Die Sonne schien. Die Pfützen waren getrocknet. Kollberg fühlte sich bedrückt von der vor ihm liegenden Aufgabe. Er hatte Ähnliches schon öfter erledigen müssen, doch diesmal, wo es sich um ein Kind handelte, war es doppelt schwer. Wenn nur Martin hier wäre, dachte er, der kann das viel besser als ich. Doch dann fiel ihm ein, wie deprimiert Martin Beck in solchen Situationen stets war, und er verfolgte den Gedankengang nicht weiter. Nein, es war für alle gleich schwer.
Das Haus, in dem das tote Mädchen gewohnt hatte, lag schräg gegenüber dem Vanadislunden, in einem Viertel zwischen der Surbrunnsgatan und der Frejgatan. Der Aufzug war außer Betrieb, und er mußte die fünf Treppen zu Fuß hinaufgehen. Vor der Wohnungstür holte er erst noch ein Weilchen tief Luft, bevor er klingelte.
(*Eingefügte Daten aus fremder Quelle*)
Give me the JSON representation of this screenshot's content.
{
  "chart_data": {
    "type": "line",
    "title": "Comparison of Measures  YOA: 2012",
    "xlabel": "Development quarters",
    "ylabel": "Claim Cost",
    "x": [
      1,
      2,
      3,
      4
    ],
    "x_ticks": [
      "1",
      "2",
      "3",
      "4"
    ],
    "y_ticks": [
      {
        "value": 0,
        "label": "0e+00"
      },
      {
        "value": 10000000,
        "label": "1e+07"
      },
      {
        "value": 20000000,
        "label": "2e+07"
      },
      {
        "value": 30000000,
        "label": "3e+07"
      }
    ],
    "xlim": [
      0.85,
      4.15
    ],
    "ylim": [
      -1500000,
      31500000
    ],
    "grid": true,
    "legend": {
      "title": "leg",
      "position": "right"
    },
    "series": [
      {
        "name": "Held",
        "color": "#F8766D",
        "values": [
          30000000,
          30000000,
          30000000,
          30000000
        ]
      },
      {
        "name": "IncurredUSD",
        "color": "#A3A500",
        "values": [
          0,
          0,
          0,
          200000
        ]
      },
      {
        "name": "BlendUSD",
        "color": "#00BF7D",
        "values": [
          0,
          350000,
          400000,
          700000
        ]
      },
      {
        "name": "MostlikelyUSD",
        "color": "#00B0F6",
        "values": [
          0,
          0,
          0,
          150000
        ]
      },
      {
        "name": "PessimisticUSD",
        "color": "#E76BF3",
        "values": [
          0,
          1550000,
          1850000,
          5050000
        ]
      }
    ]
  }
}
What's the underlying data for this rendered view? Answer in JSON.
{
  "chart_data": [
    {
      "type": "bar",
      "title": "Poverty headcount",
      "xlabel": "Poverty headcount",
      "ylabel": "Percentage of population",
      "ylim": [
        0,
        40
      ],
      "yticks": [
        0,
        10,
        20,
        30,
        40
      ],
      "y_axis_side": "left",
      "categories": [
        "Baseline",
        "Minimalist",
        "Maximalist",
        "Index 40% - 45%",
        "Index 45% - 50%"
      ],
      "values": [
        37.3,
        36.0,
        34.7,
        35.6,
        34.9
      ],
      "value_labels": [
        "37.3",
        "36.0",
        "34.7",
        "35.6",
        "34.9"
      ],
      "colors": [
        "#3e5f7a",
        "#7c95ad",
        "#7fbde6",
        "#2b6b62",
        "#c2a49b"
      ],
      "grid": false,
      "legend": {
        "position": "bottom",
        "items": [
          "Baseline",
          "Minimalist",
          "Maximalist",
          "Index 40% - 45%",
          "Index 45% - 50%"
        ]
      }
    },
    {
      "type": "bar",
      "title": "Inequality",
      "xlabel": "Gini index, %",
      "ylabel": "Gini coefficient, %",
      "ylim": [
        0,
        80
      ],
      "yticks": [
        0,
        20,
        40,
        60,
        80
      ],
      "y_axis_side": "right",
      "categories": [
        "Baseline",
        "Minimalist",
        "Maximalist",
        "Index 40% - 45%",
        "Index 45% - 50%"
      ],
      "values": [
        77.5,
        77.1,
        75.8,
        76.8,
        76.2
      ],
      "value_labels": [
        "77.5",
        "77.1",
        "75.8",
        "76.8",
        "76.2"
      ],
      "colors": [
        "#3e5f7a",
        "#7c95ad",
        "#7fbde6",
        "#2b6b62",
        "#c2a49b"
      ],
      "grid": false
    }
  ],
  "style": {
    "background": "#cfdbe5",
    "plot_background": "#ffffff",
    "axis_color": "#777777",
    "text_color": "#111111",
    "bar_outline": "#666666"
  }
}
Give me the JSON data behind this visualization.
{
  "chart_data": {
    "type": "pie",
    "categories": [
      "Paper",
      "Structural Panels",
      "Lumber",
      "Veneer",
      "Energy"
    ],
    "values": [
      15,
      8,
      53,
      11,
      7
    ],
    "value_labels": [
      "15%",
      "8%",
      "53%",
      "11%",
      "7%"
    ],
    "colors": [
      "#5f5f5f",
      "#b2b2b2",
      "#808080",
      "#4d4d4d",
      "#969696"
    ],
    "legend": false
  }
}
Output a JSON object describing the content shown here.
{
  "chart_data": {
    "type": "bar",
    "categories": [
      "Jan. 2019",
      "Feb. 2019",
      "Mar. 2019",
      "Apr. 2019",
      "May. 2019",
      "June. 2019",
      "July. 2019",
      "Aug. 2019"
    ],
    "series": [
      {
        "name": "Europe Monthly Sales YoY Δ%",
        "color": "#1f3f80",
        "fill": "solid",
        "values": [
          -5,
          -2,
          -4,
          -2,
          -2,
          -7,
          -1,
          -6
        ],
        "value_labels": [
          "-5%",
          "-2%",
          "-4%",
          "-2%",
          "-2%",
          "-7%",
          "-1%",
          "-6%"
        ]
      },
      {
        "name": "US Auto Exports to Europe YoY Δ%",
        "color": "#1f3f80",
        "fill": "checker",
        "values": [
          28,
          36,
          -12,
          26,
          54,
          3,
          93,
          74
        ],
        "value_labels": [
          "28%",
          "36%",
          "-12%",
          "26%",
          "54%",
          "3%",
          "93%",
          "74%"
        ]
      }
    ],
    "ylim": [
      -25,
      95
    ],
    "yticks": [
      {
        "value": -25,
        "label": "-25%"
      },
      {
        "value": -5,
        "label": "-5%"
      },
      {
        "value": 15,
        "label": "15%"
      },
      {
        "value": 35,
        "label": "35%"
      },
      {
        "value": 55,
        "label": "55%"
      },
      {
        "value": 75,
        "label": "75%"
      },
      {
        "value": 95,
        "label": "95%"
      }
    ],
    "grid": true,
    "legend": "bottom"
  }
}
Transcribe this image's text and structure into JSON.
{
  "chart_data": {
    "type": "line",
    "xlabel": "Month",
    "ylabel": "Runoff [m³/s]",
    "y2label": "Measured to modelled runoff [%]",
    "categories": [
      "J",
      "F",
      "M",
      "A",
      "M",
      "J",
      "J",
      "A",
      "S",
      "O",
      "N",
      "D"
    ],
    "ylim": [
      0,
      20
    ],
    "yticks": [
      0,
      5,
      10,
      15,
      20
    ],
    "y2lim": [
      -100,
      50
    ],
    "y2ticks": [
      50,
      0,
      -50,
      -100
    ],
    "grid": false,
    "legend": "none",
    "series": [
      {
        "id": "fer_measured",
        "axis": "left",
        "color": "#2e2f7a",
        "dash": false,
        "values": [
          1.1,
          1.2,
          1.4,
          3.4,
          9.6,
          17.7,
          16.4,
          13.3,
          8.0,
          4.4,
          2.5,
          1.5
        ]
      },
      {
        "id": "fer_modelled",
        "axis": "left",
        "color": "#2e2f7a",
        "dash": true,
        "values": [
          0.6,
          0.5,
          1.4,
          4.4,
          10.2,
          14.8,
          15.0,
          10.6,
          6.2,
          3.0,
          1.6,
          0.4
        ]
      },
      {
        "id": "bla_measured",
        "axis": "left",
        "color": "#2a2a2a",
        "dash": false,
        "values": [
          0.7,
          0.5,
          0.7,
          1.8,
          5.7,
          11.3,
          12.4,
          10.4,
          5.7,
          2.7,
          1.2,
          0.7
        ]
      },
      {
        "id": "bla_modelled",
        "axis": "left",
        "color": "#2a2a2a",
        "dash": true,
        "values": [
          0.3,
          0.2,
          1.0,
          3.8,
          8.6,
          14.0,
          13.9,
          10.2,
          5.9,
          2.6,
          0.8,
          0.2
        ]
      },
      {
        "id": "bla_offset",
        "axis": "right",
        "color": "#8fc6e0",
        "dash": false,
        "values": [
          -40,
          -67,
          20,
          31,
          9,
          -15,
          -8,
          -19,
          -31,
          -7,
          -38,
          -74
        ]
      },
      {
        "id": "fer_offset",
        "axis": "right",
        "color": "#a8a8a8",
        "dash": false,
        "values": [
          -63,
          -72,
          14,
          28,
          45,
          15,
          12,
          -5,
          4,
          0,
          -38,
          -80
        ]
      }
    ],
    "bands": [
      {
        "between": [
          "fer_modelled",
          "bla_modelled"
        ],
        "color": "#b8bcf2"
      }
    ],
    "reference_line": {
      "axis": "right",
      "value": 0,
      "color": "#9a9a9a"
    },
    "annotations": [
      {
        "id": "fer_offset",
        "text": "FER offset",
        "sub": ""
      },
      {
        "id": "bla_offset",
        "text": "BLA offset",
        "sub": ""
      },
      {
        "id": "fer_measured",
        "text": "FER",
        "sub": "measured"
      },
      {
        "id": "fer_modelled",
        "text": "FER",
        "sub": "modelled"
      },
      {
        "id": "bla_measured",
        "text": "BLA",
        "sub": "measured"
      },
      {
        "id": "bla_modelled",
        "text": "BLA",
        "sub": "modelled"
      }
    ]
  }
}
Fast gleichzeitig öffnete die Frau die Tür. Sie trug einen braunen Baumwollrock und Sandalen. Das blonde Haar sah struppig und ungekämmt aus, so, als sei sie wieder und wieder mit den Fingern hindurchgefahren. Bei Kollbergs Anblick sprachen im Wechsel Enttäuschung, Hoffnung und Angst aus ihrem Gesicht.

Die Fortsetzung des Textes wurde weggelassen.